General information
Duration: 5 to 6 months, starting date in March or April 2023 (flexible)
Location: Inria Nancy – Grand Est, team MULTISPEECH
Supervisors: Paul Magron (paul (dot) magron (at) inria (dot) fr), Mostafa Sadeghi (mostafa (dot) sadeghi (at) inria (dot) fr), Inria Researchers
Please apply by sending your CV and a short motivation letter directly to Paul Magron and Mostafa Sadeghi.
Motivation and context
Speech separation consists in isolating the signals that correspond to each speaker from an acoustic mixture where several persons might be speaking. This task is an important preprocessing step in many applications such as hearing aids or vocal assistants based on automatic speech recognition.
State-of-the-art separation systems rely on supervised deep learning, where a network is trained to predict the isolated speakers’ signals from their mixture [1,2]. However, these approaches are costly in terms of training data and have a limited capacity to generalize to unseen speakers.
Objectives
The goal of this internship is to design a fully unsupervised system for speech separation, which is more data-efficient than supervised approaches, and applicable to any mixture of speakers. To that end, we propose to combine variational autoencoders (VAEs) with dictionary models (DMs). DM consist in decomposing a given input matrix (usually: an audio spectrogram) as the product of two interpretable factors: a dictionary of spectra and a temporal activation matrix). This family of methods has been extensively researched before the era of deep learning [3], but it is limited since real-world audio spectrograms cannot be decomposed using such simple models.
Therefore, we propose to leverage VAEs as a tool to learn a latent representation of the data which is regularized using DMs. Such a system can be cast as an instance of transform learning [4]: the key idea is to apply a (learned) transform to the data so that it better complies with a desirable property – here, decomposition on a dictionary. A first attempt was recently proposed and has shown promising results in terms of speech modeling [5], although it was using a fixed dictionary. This internship aims at extending this work by considering a system where both the VAE and the dictionary are learned jointly, and applying it to the task of speech separation.

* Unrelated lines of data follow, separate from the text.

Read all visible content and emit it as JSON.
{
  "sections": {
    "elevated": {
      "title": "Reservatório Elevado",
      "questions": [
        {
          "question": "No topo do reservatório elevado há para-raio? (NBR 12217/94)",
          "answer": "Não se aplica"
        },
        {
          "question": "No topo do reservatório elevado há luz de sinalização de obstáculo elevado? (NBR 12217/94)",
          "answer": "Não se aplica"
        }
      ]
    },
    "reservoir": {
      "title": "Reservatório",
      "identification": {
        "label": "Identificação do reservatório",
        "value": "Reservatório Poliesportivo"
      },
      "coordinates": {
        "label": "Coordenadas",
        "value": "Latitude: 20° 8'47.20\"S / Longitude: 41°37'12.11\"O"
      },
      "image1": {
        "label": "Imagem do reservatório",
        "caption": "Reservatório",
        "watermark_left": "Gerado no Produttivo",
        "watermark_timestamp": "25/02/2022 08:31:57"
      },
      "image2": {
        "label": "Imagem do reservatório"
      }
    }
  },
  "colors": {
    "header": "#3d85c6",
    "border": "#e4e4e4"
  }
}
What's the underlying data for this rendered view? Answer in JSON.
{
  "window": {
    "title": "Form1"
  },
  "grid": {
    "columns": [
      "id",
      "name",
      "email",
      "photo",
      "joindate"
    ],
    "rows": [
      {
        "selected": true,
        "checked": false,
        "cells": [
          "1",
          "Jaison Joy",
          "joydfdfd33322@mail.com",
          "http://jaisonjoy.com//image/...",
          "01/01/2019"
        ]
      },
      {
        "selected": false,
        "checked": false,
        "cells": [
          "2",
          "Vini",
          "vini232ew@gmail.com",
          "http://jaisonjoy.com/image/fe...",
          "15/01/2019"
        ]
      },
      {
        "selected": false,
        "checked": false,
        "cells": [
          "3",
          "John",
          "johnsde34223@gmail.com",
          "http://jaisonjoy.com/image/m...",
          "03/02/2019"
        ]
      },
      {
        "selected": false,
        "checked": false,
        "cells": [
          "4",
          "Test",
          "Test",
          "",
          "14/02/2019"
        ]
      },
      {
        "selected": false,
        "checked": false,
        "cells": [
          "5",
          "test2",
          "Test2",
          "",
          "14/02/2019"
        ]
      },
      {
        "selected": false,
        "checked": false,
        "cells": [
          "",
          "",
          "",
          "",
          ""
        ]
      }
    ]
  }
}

Once trained, the resulting system operates in three stages:
- the (mixture) audio spectrogram is projected through the encoder into some latent space;
- this latent representation is factorized efficiently using a DM learning algorithm, which provides a latent feature for each speaker;
- these latent features are passed through the decoder to retrieve a spectrogram for each speaker.
Such a system is promising since it is fully unsupervised (it can be trained without knowledge of specific mixtures), it yields an interpretable decomposition of the latent representation, and it can serve as a basis for other applications (including speaker diarization, speech enhancement or voice conversion).
Required Skills
A good practice in Python and basic knowledge about deep learning, both theoretical and practical (e.g., using PyTorch) are required. Some notions of audio/speech signal processing and machine learning is a plus.
Work Environment and Conditions
The trainee will be supervised by Paul Magron (Chargé de Recherche Inria) and Mostafa Sadeghi (Researcher, Inria Starting Faculty Position), and will benefit from the research environment and the expertise in audio signal processing of the MULTISPEECH team. This team includes many PhD students, post-docs, trainees, and permanent staff working in this field, and offers all the necessary computational resources (GPU and CPU, speech datasets) to conduct the proposed research.
The trainee will receive the minimum internship gratification of ~550€/month.
Bibliography
[1] D. Wang and J. Chen, “Supervised Speech Separation Based on Deep Learning: An Overview,” IEEE/ACM Transactions on Audio, Speech, and Language Processing, vol. 26, no. 10, pp. 1702-1726, 2018.
[2] Y. Luo and N. Mesgarani, “Conv-TasNet: Surpassing Ideal Time-Frequency Magnitude Masking for Speech Separation,” IEEE/ACM Transactions on Audio, Speech, and Language Processing, vol. 27, no. 8, pp. 1256-1266, 2019.
[3] T. Virtanen, “Monaural Sound Source Separation by Nonnegative Matrix Factorization With Temporal Continuity and Sparseness Criteria,” IEEE Transactions on Audio, Speech, and Language Processing, vol. 15, no. 3, pp. 1066-1074, 2007.
[4] D. Fagot, H. Wendt and C. Févotte, “Nonnegative Matrix Factorization with Transform Learning,” IEEE International Conference on Acoustics, Speech and Signal Processing (ICASSP), 2018.
[5] M. Sadeghi, and P. Magron, “A Sparsity-promoting Dictionary Model for Variational Autoencoders”, Interspeech, 2022.